A sheep shearer is a worker who shears sheep. This activity was previously conducted mostly by shepherds, and still is in certain areas of the world, but in modern times there are specific workers that shear.

==History==
During the early years of sheep breeding in Australia, shearing was carried out by shepherds, assigned servants, Ticket of Leave men, and free labourers using blade shears. As the sheep industry expanded, more shearers were required. Although the demand had increased, conditions had not improved and shearers had to contend with terrible working conditions, very long hours and low pay. In 1888, Australia became the first country in the world to have a complete shearing, at Dunlop Station, finished using machines.

By 1915, most large Australian sheep station shearing sheds had machines that were powered by steam engines. Later, internal combustion engines powered machines until rural power supplies became available.

==Sheep shearing today==
In most countries like Australia with large sheep flocks, the shearer is one of a contractor's team that go from property to property shearing sheep and preparing the wool for market. A workday starts at 7:30 am and the day is divided into four "runs" of two hours each. "Smoko" breaks of a half hour each are at 9:30 am and again at 3 pm. The lunch break is taken at 12 midday for one hour. Most shearers are paid on a piece rate, i.e., per sheep. The shearer collects a sheep from a catching pen, positions it on his "stand" on the shearing board and operates the shearing hand-piece. A shearer begins by removing the wool over the sheep's belly, which is separated from the main fleece by a rouseabout while the sheep is still being shorn. The remainder of the fleece is taken off in one piece by following an efficient set of movements.

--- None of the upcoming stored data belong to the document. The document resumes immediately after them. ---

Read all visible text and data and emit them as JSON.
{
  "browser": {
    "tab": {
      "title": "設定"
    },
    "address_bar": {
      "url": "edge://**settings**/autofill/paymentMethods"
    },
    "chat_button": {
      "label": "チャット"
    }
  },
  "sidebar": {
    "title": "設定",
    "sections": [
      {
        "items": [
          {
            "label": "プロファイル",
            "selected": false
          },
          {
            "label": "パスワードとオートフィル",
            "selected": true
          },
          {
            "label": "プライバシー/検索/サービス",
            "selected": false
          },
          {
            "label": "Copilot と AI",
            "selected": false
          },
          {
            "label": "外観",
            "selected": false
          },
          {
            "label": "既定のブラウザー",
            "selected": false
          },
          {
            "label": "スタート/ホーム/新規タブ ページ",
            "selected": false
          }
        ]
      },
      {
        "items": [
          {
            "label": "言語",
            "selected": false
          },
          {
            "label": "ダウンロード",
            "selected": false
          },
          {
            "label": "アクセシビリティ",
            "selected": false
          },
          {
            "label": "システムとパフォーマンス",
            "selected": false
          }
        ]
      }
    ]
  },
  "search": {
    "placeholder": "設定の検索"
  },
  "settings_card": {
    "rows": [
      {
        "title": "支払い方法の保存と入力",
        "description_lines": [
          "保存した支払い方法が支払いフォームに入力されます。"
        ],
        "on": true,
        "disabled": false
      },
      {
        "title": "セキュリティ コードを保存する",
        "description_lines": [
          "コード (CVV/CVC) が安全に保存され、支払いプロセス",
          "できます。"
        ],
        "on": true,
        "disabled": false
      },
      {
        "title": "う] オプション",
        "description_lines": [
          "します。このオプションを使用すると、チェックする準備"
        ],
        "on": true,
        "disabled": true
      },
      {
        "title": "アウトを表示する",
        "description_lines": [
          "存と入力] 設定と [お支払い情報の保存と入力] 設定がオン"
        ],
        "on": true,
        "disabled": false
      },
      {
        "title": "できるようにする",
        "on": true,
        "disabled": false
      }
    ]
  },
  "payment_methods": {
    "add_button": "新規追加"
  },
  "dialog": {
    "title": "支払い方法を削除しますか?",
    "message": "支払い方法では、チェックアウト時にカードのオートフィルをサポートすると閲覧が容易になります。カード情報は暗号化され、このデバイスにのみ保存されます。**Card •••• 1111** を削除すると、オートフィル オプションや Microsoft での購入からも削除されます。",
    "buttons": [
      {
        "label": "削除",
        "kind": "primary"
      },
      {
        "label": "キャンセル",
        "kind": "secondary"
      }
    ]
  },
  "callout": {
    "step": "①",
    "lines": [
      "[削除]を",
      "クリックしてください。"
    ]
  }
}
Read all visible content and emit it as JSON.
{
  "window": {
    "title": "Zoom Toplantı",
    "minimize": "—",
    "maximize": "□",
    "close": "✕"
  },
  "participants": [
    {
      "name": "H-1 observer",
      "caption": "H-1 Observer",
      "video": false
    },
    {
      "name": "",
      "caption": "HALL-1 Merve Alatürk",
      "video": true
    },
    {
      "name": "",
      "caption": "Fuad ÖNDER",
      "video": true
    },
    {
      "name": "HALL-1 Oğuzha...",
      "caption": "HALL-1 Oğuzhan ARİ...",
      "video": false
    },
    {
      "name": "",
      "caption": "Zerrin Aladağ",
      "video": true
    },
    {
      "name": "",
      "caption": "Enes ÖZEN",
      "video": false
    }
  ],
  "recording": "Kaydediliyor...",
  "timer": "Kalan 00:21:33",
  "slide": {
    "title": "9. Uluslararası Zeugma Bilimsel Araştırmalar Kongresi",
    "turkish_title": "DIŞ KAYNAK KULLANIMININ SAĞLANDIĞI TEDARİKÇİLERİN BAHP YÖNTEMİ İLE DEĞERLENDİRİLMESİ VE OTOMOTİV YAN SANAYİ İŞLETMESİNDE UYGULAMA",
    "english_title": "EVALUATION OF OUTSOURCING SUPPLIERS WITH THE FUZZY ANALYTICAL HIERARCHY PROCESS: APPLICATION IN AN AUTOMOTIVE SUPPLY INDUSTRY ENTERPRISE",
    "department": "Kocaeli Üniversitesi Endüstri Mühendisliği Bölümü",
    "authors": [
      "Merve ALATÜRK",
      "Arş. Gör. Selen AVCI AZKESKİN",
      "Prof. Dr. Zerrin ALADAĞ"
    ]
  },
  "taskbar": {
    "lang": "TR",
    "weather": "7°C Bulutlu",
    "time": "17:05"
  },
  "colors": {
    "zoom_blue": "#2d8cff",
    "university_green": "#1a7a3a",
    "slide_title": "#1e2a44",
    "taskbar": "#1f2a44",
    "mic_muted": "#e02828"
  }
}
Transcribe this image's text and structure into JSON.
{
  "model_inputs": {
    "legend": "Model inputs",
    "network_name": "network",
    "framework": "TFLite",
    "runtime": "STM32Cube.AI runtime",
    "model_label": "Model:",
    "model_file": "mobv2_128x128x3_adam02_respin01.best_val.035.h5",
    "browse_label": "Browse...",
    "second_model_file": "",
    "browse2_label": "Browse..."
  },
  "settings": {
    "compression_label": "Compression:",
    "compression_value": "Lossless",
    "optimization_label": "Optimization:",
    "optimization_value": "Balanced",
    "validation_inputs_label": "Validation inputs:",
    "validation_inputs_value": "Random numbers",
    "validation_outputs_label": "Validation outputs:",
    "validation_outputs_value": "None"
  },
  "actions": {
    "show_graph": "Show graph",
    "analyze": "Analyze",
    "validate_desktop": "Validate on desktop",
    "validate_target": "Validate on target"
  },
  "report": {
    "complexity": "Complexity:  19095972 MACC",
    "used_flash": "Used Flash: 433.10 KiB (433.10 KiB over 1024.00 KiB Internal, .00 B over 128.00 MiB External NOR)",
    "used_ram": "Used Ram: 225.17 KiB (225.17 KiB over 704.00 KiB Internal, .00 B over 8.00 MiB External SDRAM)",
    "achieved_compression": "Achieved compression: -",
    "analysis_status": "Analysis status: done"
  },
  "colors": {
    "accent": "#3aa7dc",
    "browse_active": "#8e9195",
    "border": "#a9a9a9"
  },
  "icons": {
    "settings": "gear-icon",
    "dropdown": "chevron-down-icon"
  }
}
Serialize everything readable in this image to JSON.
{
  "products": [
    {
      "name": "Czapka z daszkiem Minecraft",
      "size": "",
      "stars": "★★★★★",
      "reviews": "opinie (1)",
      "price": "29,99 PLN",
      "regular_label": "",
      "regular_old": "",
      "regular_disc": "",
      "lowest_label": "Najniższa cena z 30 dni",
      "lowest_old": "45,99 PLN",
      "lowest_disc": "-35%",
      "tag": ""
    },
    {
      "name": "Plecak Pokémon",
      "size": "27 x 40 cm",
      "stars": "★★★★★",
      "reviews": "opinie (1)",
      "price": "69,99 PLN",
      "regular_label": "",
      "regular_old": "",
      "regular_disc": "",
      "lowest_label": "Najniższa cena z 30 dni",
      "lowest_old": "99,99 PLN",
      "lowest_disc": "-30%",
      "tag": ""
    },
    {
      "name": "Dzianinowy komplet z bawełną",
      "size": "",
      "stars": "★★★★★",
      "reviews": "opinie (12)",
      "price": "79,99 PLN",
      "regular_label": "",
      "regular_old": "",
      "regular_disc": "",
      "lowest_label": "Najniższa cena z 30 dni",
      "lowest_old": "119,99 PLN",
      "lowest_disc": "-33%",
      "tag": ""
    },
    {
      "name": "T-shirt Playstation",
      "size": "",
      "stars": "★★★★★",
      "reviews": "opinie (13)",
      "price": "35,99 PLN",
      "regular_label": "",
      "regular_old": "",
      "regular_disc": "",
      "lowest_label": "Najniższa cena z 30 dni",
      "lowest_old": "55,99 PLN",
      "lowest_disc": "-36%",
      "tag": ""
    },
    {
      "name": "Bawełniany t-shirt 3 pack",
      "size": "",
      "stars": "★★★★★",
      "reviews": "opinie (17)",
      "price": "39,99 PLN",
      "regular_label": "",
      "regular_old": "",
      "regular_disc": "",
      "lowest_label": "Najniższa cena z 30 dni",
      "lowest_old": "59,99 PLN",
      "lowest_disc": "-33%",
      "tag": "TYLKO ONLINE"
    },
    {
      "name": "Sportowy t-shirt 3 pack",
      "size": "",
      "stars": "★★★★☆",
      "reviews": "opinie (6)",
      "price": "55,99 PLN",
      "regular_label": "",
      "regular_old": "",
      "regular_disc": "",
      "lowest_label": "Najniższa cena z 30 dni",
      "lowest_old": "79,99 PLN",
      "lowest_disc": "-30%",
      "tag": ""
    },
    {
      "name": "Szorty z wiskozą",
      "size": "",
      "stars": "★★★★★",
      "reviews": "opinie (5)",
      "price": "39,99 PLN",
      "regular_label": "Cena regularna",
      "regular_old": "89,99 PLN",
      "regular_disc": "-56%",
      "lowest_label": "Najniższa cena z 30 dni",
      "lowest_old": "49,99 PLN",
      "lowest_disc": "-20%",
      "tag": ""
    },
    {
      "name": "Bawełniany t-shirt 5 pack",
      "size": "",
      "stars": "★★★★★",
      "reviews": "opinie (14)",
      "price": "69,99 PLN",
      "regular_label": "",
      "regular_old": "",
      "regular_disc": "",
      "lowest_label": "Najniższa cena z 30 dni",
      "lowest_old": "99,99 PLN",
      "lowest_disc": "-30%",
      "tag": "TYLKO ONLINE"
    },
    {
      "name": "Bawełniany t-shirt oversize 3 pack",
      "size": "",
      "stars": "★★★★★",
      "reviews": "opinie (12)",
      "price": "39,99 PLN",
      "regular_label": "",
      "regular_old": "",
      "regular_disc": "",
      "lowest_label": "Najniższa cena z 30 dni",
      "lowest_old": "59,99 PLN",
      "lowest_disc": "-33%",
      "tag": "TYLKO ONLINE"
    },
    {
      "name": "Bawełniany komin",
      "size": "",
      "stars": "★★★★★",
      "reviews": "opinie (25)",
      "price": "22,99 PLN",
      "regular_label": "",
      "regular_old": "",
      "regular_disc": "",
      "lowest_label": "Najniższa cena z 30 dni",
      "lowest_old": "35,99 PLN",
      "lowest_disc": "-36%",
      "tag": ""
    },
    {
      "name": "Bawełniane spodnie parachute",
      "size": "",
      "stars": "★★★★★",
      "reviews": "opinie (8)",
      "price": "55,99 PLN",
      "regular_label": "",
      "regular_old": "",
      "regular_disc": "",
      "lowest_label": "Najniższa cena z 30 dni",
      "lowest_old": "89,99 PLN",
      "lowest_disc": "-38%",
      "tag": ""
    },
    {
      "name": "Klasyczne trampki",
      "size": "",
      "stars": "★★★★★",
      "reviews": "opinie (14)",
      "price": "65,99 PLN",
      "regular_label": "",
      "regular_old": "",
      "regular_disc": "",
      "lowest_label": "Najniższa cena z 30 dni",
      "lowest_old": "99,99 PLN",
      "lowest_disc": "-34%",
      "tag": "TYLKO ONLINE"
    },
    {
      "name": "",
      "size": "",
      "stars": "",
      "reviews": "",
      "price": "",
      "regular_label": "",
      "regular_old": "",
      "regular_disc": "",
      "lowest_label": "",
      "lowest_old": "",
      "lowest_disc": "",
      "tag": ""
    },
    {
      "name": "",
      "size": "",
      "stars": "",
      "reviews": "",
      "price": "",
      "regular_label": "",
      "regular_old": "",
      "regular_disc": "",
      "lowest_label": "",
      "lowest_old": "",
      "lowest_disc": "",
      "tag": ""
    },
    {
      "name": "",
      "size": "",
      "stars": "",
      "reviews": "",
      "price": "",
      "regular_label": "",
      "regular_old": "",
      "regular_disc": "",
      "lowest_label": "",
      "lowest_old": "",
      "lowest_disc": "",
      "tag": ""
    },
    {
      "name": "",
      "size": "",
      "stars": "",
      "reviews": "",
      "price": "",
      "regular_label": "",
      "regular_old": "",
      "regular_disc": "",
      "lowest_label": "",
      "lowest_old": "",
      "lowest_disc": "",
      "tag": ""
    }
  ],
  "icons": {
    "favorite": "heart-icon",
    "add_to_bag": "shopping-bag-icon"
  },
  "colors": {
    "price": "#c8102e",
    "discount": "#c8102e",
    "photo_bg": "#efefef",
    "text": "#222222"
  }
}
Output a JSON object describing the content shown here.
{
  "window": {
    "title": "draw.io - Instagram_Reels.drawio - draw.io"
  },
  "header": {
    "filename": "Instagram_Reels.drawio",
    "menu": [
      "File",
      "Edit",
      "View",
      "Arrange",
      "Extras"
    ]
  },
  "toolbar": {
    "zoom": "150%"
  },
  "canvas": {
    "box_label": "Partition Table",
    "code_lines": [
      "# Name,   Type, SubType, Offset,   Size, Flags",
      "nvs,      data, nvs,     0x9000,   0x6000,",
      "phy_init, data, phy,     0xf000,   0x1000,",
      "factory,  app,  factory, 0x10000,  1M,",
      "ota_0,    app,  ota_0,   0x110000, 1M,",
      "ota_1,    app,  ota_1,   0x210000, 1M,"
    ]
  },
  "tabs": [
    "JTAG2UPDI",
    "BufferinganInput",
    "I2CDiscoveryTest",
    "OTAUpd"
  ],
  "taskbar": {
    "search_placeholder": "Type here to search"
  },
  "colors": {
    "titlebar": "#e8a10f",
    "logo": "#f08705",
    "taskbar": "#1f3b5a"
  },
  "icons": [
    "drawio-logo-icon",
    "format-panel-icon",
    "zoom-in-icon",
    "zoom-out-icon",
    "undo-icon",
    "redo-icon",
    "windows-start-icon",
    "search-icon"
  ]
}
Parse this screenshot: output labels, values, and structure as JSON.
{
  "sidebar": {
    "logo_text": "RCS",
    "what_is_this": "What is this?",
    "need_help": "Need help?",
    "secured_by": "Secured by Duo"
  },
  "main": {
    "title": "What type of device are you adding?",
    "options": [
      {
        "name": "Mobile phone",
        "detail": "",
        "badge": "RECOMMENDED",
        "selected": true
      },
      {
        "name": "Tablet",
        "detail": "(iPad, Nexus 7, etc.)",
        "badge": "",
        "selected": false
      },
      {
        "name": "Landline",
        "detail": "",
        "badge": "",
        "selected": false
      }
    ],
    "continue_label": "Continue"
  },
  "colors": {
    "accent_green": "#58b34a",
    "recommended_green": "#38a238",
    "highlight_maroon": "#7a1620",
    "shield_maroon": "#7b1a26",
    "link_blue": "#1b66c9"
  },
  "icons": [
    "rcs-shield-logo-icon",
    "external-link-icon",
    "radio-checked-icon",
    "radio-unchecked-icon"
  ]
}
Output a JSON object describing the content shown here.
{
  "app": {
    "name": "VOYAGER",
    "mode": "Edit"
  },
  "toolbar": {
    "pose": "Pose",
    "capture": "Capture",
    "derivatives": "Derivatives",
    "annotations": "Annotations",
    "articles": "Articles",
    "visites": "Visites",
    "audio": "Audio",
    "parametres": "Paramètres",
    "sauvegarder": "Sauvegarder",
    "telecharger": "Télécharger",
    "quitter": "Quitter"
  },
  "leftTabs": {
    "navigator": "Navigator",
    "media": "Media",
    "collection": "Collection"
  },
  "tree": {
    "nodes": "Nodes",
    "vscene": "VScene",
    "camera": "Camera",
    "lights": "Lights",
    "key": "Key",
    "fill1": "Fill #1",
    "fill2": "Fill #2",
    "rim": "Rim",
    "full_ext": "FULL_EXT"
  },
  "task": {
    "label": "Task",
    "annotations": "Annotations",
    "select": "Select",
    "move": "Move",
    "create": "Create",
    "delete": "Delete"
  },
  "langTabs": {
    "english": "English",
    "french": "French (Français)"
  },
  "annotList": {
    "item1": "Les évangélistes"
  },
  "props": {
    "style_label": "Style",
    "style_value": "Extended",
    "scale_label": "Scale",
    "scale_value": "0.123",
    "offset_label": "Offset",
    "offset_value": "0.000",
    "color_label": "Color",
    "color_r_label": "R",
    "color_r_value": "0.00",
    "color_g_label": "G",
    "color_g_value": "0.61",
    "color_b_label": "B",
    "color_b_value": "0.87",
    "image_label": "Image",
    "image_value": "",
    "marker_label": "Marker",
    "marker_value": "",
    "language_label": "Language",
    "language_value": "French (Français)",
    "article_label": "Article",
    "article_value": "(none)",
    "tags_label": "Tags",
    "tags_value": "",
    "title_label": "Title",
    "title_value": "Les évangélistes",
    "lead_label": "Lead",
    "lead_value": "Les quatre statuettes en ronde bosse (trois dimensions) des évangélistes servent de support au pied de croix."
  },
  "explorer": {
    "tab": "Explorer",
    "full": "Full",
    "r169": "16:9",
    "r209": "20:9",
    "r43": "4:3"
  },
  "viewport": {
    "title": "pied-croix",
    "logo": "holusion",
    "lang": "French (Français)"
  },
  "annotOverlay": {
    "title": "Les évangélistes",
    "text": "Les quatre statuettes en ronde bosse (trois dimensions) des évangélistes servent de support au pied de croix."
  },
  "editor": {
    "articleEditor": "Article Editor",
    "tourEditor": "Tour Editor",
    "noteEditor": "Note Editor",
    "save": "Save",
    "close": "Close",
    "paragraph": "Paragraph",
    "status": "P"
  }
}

In the case of powered shears, the movements used are those devised by Godfrey Bowen, in approximately 1950, or the "Tally-Hi" method. In 1963, the Tally-Hi shearing system was developed by Kevin Sarre and the Australian Wool Corporation who promoted the technique using synchronised shearing demonstrations. Sheep struggle less using the Tally-Hi method, reducing strain on the shearer and there is a saving of about 30 seconds shearing each sheep. When finished, the shorn sheep is removed from the board via a chute in the floor, or wall, to a counting out pen, efficiently removing it from the shed.

The latest shearing patterns which are used by some of the most efficient shearers around the world, world record holders, world champions, etc. have fewer blows due to better sheep control and positioning. These patterns ensure that there is less strain placed on the sheep and the shearers due to the advanced techniques used.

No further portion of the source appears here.